Comment 3 Panu Matilainen 2018-08-10 12:37:07 UTC
Um, it's upstream but not in 4.14.

Comment 4 Igor Raits 2018-08-10 12:51:16 UTC
(In reply to Panu Matilainen from comment #3)
> Um, it's upstream but not in 4.14.

Argh, didn't notice.

Comment 5 Mirek Svoboda 2019-09-26 19:04:32 UTC
Please could you let me know whether this fix is already included in RPM version 4.14.2.1 ?

It happened to me that my computer lost power a few seconds after DNF transaction successfully finished.
Then it failed to boot again and I found multiple zero size files in /lib64.
I am trying to figure out what could have caused that.
Filesystem is XFS, OS is Fedora 30, running kernel 5.3.1.

Comment 6 Mirek Svoboda 2019-09-26 20:49:27 UTC
Looking at https://github.com/rpm-software-management/rpm/blob/rpm-4.14.2.1-release/lib/transaction.c the fix did not make it to 4.14.2.1.
The commit https://github.com/rpm-software-management/rpm/commit/eef82b0e81c4aba4069cbf273b2c14005c9b2331 implementing the fix goes to 4.15.
As a workaround, with all the performance consequences, it is possible to use a macro _flush_io, introduced here: https://github.com/rpm-software-management/rpm/commit/4087530f0fcbb14167be8296957e44e6ffc97579
It has been cherry picked to 4.14 via commit https://github.com/rpm-software-management/rpm/commit/4afad76535ad62ab009b1bec6e7bf714edd6611a
It comes as a surprise to me that the "general sync after transaction" fix has not been backported, while the very special macro _flush_io has been backported.

As I am not familiar with the RPM package manager development process and release cycle, please could you advise whether it make any sense to try to backport this fix to RPM version 4.14.2 ?

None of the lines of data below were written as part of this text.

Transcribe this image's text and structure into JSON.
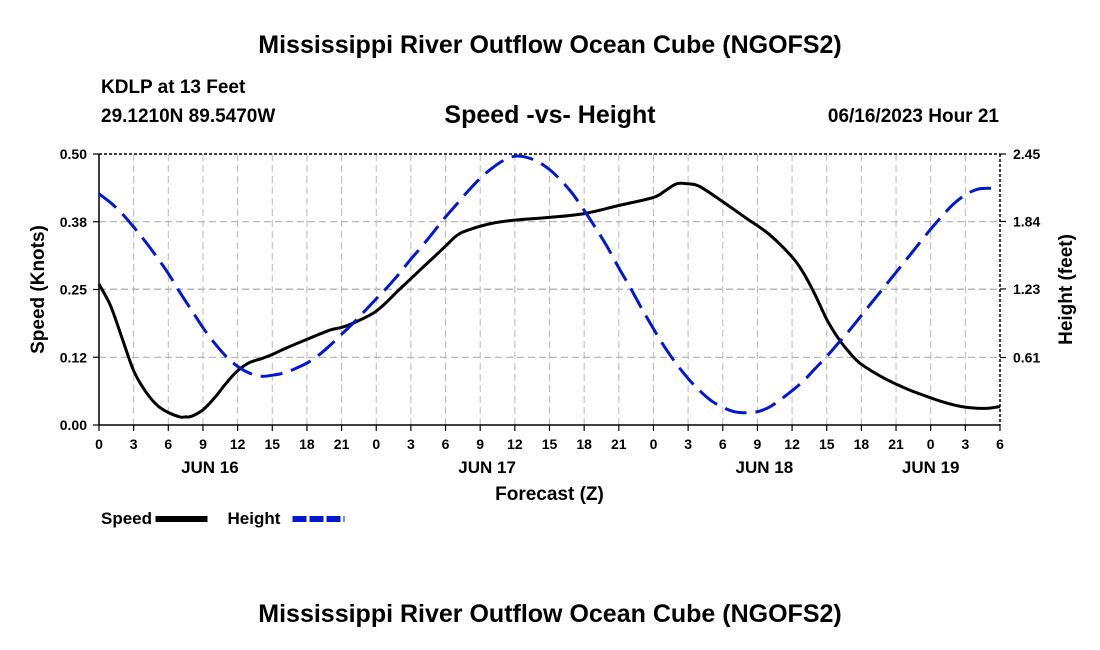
{
  "header": {
    "title": "Mississippi River Outflow Ocean Cube (NGOFS2)",
    "station": "KDLP at 13 Feet",
    "coordinates": "29.1210N  89.5470W",
    "timestamp": "06/16/2023 Hour 21"
  },
  "footer": {
    "title": "Mississippi River Outflow Ocean Cube (NGOFS2)"
  },
  "chart_data": {
    "type": "line",
    "title": "Speed -vs- Height",
    "xlabel": "Forecast (Z)",
    "ylabel": "Speed (Knots)",
    "y2label": "Height (feet)",
    "x_range_hours": [
      0,
      78
    ],
    "x_tick_labels": [
      "0",
      "3",
      "6",
      "9",
      "12",
      "15",
      "18",
      "21",
      "0",
      "3",
      "6",
      "9",
      "12",
      "15",
      "18",
      "21",
      "0",
      "3",
      "6",
      "9",
      "12",
      "15",
      "18",
      "21",
      "0",
      "3",
      "6"
    ],
    "x_tick_step_hours": 3,
    "date_labels": [
      {
        "label": "JUN 16",
        "hour": 9.6
      },
      {
        "label": "JUN 17",
        "hour": 33.6
      },
      {
        "label": "JUN 18",
        "hour": 57.6
      },
      {
        "label": "JUN 19",
        "hour": 72
      }
    ],
    "ylim": [
      0,
      0.5
    ],
    "y_ticks": [
      0.0,
      0.125,
      0.25,
      0.375,
      0.5
    ],
    "y_tick_labels": [
      "0.00",
      "0.12",
      "0.25",
      "0.38",
      "0.50"
    ],
    "y2lim": [
      0.0,
      2.45
    ],
    "y2_ticks": [
      0.61,
      1.23,
      1.84,
      2.45
    ],
    "y2_tick_labels": [
      "0.61",
      "1.23",
      "1.84",
      "2.45"
    ],
    "grid": true,
    "series": [
      {
        "name": "Speed",
        "axis": "left",
        "color": "#000000",
        "dash": "solid",
        "x": [
          0,
          1,
          2,
          3,
          4,
          5,
          6,
          7,
          7.5,
          8,
          9,
          10,
          11,
          12,
          13,
          14,
          15,
          16,
          18,
          20,
          21,
          22,
          24,
          26,
          27,
          28,
          29,
          30,
          31,
          32,
          34,
          36,
          39,
          42,
          45,
          48,
          49,
          50,
          51,
          52,
          54,
          56,
          58,
          60,
          61,
          62,
          63,
          64,
          65,
          66,
          68,
          70,
          71,
          72,
          73,
          74,
          75,
          76,
          77,
          78
        ],
        "values": [
          0.26,
          0.22,
          0.16,
          0.1,
          0.063,
          0.037,
          0.023,
          0.015,
          0.015,
          0.016,
          0.028,
          0.05,
          0.077,
          0.1,
          0.115,
          0.122,
          0.13,
          0.14,
          0.158,
          0.175,
          0.18,
          0.188,
          0.21,
          0.25,
          0.27,
          0.29,
          0.31,
          0.33,
          0.35,
          0.36,
          0.372,
          0.378,
          0.383,
          0.39,
          0.405,
          0.42,
          0.432,
          0.445,
          0.445,
          0.44,
          0.412,
          0.382,
          0.352,
          0.31,
          0.28,
          0.24,
          0.195,
          0.16,
          0.133,
          0.112,
          0.086,
          0.066,
          0.058,
          0.05,
          0.043,
          0.037,
          0.033,
          0.031,
          0.031,
          0.034
        ]
      },
      {
        "name": "Height",
        "axis": "right",
        "color": "#0018d0",
        "dash": "dashed",
        "x": [
          0,
          1,
          2,
          3,
          4,
          5,
          6,
          7,
          8,
          9,
          10,
          11,
          12,
          13,
          14,
          15,
          16,
          17,
          18,
          19,
          20,
          21,
          22,
          23,
          24,
          25,
          26,
          27,
          28,
          29,
          30,
          31,
          32,
          33,
          34,
          35,
          36,
          37,
          38,
          39,
          40,
          41,
          42,
          43,
          44,
          45,
          46,
          47,
          48,
          49,
          50,
          51,
          52,
          53,
          54,
          55,
          56,
          57,
          58,
          59,
          60,
          61,
          62,
          63,
          64,
          65,
          66,
          67,
          68,
          69,
          70,
          71,
          72,
          73,
          74,
          75,
          76,
          77,
          78
        ],
        "values": [
          2.09,
          2.01,
          1.91,
          1.79,
          1.66,
          1.52,
          1.37,
          1.2,
          1.04,
          0.88,
          0.74,
          0.62,
          0.53,
          0.47,
          0.44,
          0.45,
          0.47,
          0.51,
          0.56,
          0.63,
          0.72,
          0.82,
          0.92,
          1.03,
          1.14,
          1.25,
          1.37,
          1.5,
          1.62,
          1.75,
          1.88,
          2.0,
          2.12,
          2.23,
          2.32,
          2.39,
          2.43,
          2.42,
          2.38,
          2.31,
          2.21,
          2.09,
          1.94,
          1.78,
          1.61,
          1.42,
          1.24,
          1.05,
          0.87,
          0.7,
          0.55,
          0.42,
          0.31,
          0.22,
          0.16,
          0.12,
          0.11,
          0.12,
          0.16,
          0.23,
          0.31,
          0.4,
          0.51,
          0.62,
          0.74,
          0.86,
          0.99,
          1.12,
          1.25,
          1.38,
          1.51,
          1.64,
          1.77,
          1.89,
          2.0,
          2.08,
          2.13,
          2.14,
          2.13
        ]
      }
    ],
    "legend": [
      {
        "label": "Speed",
        "color": "#000000",
        "dash": "solid"
      },
      {
        "label": "Height",
        "color": "#0018d0",
        "dash": "dashed"
      }
    ],
    "legend_position": "bottom-left"
  }
}
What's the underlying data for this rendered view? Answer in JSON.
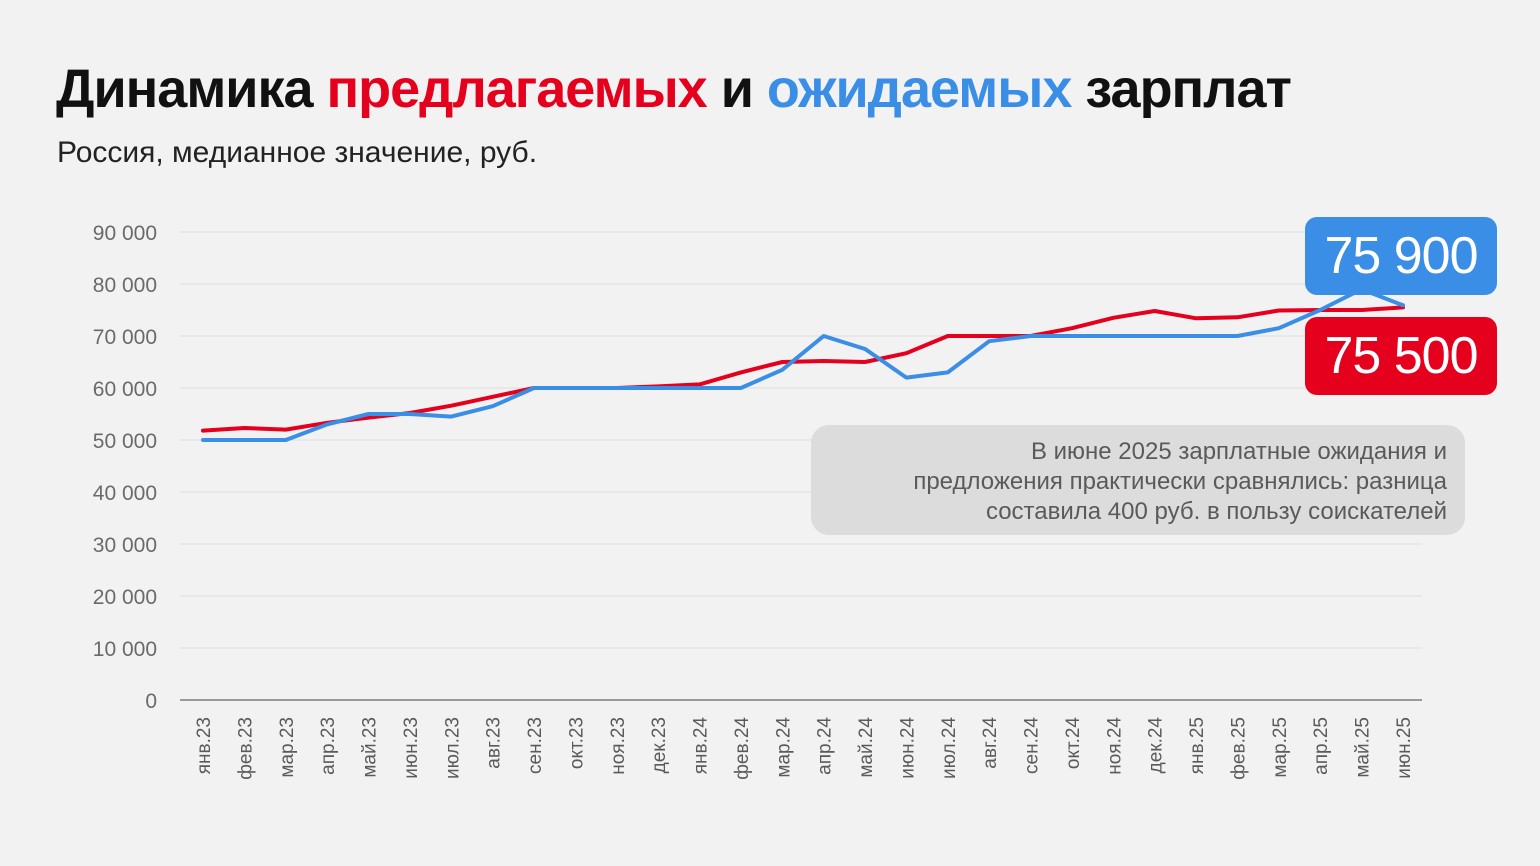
{
  "header": {
    "title_pre": "Динамика ",
    "title_red": "предлагаемых",
    "title_mid": " и ",
    "title_blue": "ожидаемых",
    "title_post": " зарплат",
    "subtitle": "Россия, медианное значение, руб."
  },
  "colors": {
    "offered": "#e5001e",
    "expected": "#3a8ee6",
    "background": "#f2f2f2",
    "note_bg": "#dcdcdc"
  },
  "chart_data": {
    "type": "line",
    "title": "Динамика предлагаемых и ожидаемых зарплат",
    "subtitle": "Россия, медианное значение, руб.",
    "x": [
      "янв.23",
      "фев.23",
      "мар.23",
      "апр.23",
      "май.23",
      "июн.23",
      "июл.23",
      "авг.23",
      "сен.23",
      "окт.23",
      "ноя.23",
      "дек.23",
      "янв.24",
      "фев.24",
      "мар.24",
      "апр.24",
      "май.24",
      "июн.24",
      "июл.24",
      "авг.24",
      "сен.24",
      "окт.24",
      "ноя.24",
      "дек.24",
      "янв.25",
      "фев.25",
      "мар.25",
      "апр.25",
      "май.25",
      "июн.25"
    ],
    "ylim": [
      0,
      90000
    ],
    "yticks": [
      0,
      10000,
      20000,
      30000,
      40000,
      50000,
      60000,
      70000,
      80000,
      90000
    ],
    "ytick_labels": [
      "0",
      "10 000",
      "20 000",
      "30 000",
      "40 000",
      "50 000",
      "60 000",
      "70 000",
      "80 000",
      "90 000"
    ],
    "grid": true,
    "series": [
      {
        "key": "offered",
        "values": [
          51800,
          52300,
          52000,
          53300,
          54300,
          55200,
          56600,
          58300,
          60000,
          60000,
          60000,
          60300,
          60700,
          63000,
          65000,
          65200,
          65000,
          66700,
          70000,
          70000,
          70000,
          71500,
          73500,
          74800,
          73400,
          73600,
          74900,
          75000,
          75000,
          75500
        ]
      },
      {
        "key": "expected",
        "values": [
          50000,
          50000,
          50000,
          53000,
          55000,
          55000,
          54500,
          56500,
          60000,
          60000,
          60000,
          60000,
          60000,
          60000,
          63500,
          70000,
          67500,
          62000,
          63000,
          69000,
          70000,
          70000,
          70000,
          70000,
          70000,
          70000,
          71500,
          75000,
          79000,
          75900
        ]
      }
    ],
    "callouts": [
      {
        "series": "expected",
        "text": "75 900"
      },
      {
        "series": "offered",
        "text": "75 500"
      }
    ],
    "annotation": {
      "lines": [
        "В июне 2025 зарплатные ожидания и",
        "предложения практически сравнялись: разница",
        "составила 400 руб. в пользу соискателей"
      ]
    }
  }
}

Comment 7 Panu Matilainen 2019-09-27 08:49:28 UTC
The feature was (perhaps surprisingly) considered quite controversial and disruptive in the upstream community, and thus no plans to backport to older releases. It's in 4.15 now, so Fedora >= 31 has it.
The major difference to _flush_io is that the latter is opt-in, whereas sync after transaction affects every user.